In seinem Vortrag am 23. November 2012 führte Martin Walser seine Reflexionen über Rechtfertigung fort, die er ein Jahr zuvor auf Einladung der Harvard University gehalten hatte. Die Vorlesung wurde eingeleitet von dem Rechtswissenschaftler Dieter Simon, Präsident des IWM. „Ich habe mein Leben als Schriftsteller auch im Reizklima des Rechthabenmüssens verbracht. Und habe erlebt, dass die ablenkungsstärkste Art des Rechthabens die moralische ist. Den Eindruck erwecken müssen, man sei der bessere Mensch. Wer diesen Eindruck einmal hat von sich, dessen Gewissen ist domestiziert. In unseren heutigen Literaturen kommen Fälle von gravierendem Rechtfertigungsmangel nicht mehr vor.
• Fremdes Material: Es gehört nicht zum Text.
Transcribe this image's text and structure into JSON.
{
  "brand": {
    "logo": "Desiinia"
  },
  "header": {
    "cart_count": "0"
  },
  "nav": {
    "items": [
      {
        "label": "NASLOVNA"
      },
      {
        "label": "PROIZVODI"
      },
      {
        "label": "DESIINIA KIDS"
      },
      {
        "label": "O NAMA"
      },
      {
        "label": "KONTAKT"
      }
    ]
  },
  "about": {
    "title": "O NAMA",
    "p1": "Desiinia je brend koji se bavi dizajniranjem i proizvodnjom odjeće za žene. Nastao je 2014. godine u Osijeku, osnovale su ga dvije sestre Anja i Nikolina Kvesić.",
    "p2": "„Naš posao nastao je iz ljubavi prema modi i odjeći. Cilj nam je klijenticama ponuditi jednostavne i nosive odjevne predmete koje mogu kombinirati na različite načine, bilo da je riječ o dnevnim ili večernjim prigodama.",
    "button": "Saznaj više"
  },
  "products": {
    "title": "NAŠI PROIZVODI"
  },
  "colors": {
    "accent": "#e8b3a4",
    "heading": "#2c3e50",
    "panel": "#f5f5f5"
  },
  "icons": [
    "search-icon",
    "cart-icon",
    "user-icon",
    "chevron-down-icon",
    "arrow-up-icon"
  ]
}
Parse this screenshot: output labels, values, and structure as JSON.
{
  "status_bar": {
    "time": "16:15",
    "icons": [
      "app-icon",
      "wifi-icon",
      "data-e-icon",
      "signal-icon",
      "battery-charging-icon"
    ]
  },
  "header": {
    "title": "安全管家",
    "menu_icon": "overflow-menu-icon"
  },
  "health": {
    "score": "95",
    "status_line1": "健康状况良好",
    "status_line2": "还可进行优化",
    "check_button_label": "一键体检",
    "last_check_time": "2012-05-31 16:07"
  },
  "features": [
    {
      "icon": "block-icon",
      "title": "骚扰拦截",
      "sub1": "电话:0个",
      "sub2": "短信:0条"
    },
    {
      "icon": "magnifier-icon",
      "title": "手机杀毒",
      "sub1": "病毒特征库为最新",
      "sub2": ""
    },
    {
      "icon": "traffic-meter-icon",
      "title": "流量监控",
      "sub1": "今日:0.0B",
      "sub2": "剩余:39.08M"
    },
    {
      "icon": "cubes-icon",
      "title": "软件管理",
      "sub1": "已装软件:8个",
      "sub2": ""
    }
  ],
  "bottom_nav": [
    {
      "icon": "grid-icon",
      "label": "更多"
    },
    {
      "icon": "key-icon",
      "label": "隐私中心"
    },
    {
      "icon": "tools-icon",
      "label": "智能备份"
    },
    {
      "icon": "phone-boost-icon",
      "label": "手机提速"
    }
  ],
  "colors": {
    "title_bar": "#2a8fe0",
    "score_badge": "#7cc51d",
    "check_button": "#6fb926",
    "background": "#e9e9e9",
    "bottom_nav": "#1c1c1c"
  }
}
Rechtzuhaben genügt zur Rechtfertigung.“ (Martin Walser, in: FAZ, 20.11.2011)
Martin Walser, Jahrgang 1927, zählt zu den wichtigsten deutschsprachigen Gegenwartsautoren. Als streitbarer Beobachter, Chronist und Kritiker begleitet er seit über fünf Jahrzehnten die Wege und Irrwege unserer Gesellschaft.
Er studierte Literaturwissenschaft, Philosophie und Geschichte in Regensburg und Tübingen und promovierte zu Franz Kafka.
Walser schrieb mehr als 20 Romane sowie zahlreiche Novellen, Theaterstücke und Essays. 1998 wurde ihm der Friedenspreis des deutschen Buchhandels verliehen.
Zuletzt erschienen:
Das dreizehnte Kapitel, 2012
Meine Lebensreisen, 2012
Über Rechtfertigung, eine Versuchung, 2012
Muttersohn, 2011
Ein liebender Mann, 2008
Seit seiner Gründung widmet sich das IWM dem Werk des tschechischen Philosophen und Bürgerrechtlers Jan Patocka (1907–1977) und veranstaltet seit 1987 regelmäßig eine Vorlesung zu seinem Gedächtnis. Eine Auswahl erscheint im Wiener Passagen Verlag.